Research was published this week showing that silk produced by transgenically engineered silkworms in the laboratory of Malcolm Fraser Jr., professor of biological sciences at University of Notre Dame, exhibits the highly sought-after strength and elasticity of spider silk. This stronger silk could possibly be used to make sutures, artificial limbs and parachutes.
The findings were published in the Proceedings of the National Academy of Sciences and highlighted for their breakthrough in the long search for silk with such mechanical properties.
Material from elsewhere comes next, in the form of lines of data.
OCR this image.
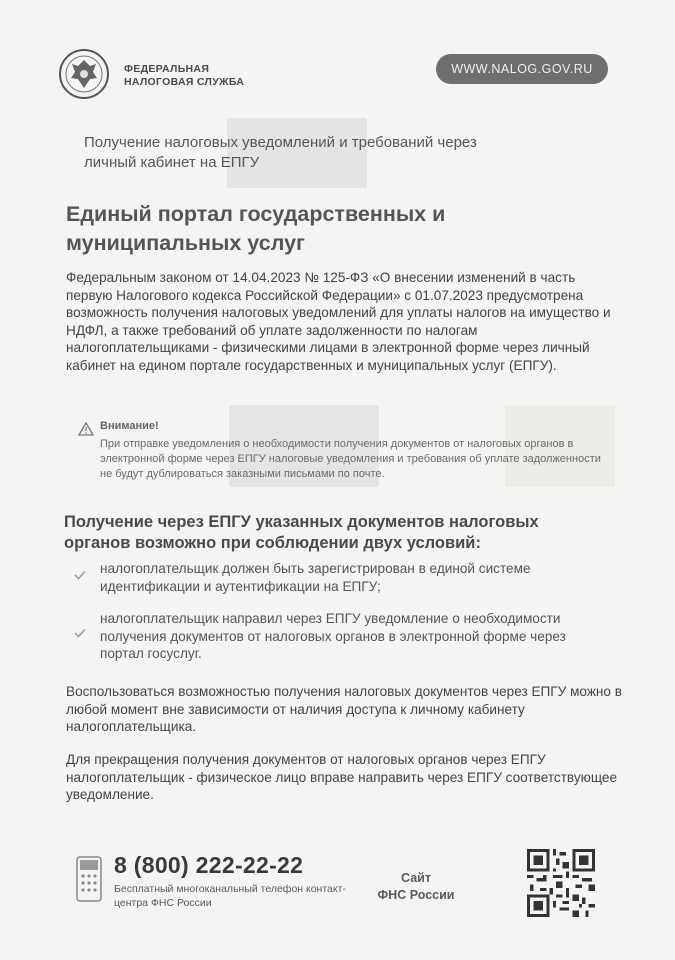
ФЕДЕРАЛЬНАЯ
НАЛОГОВАЯ СЛУЖБА
WWW.NALOG.GOV.RU
Получение налоговых уведомлений и требований через личный кабинет на ЕПГУ
Единый портал государственных и муниципальных услуг
Федеральным законом от 14.04.2023 № 125-ФЗ «О внесении изменений в часть первую Налогового кодекса Российской Федерации» с 01.07.2023 предусмотрена возможность получения налоговых уведомлений для уплаты налогов на имущество и НДФЛ, а также требований об уплате задолженности по налогам налогоплательщиками - физическими лицами в электронной форме через личный кабинет на едином портале государственных и муниципальных услуг (ЕПГУ).
Внимание!
При отправке уведомления о необходимости получения документов от налоговых органов в электронной форме через ЕПГУ налоговые уведомления и требования об уплате задолженности не будут дублироваться заказными письмами по почте.
Получение через ЕПГУ указанных документов налоговых органов возможно при соблюдении двух условий:
налогоплательщик должен быть зарегистрирован в единой системе идентификации и аутентификации на ЕПГУ;
налогоплательщик направил через ЕПГУ уведомление о необходимости получения документов от налоговых органов в электронной форме через портал госуслуг.
Воспользоваться возможностью получения налоговых документов через ЕПГУ можно в любой момент вне зависимости от наличия доступа к личному кабинету налогоплательщика.
Для прекращения получения документов от налоговых органов через ЕПГУ налогоплательщик - физическое лицо вправе направить через ЕПГУ соответствующее уведомление.
8 (800) 222-22-22
Бесплатный многоканальный телефон контакт-центра ФНС России
Сайт
ФНС России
The manuscript was published after an in-depth peer review process, and was deemed by the publishers as a newsworthy article of the issue in which it appears, further indicating its relative importance to science and technology.
"It's something nobody has done before," Fraser says. The project, which used Fraser's piggyBac vectors to create transgenic silkworms with both silkworm and spider silk proteins, was a collaboration of his laboratory with Donald Jarvis and Randolph Lewis at the University of Wyoming. Jarvis' lab made the transgene plasmids, while Fraser's lab made the transgenic silkworms and Lewis' lab analyzed the fiber from the silkworms. Results showed that the fibers were tougher than typical silkworm silk and as tough as dragline silk fibers produced by spiders, demonstrating that silkworms can be engineered to produce such improved fibers.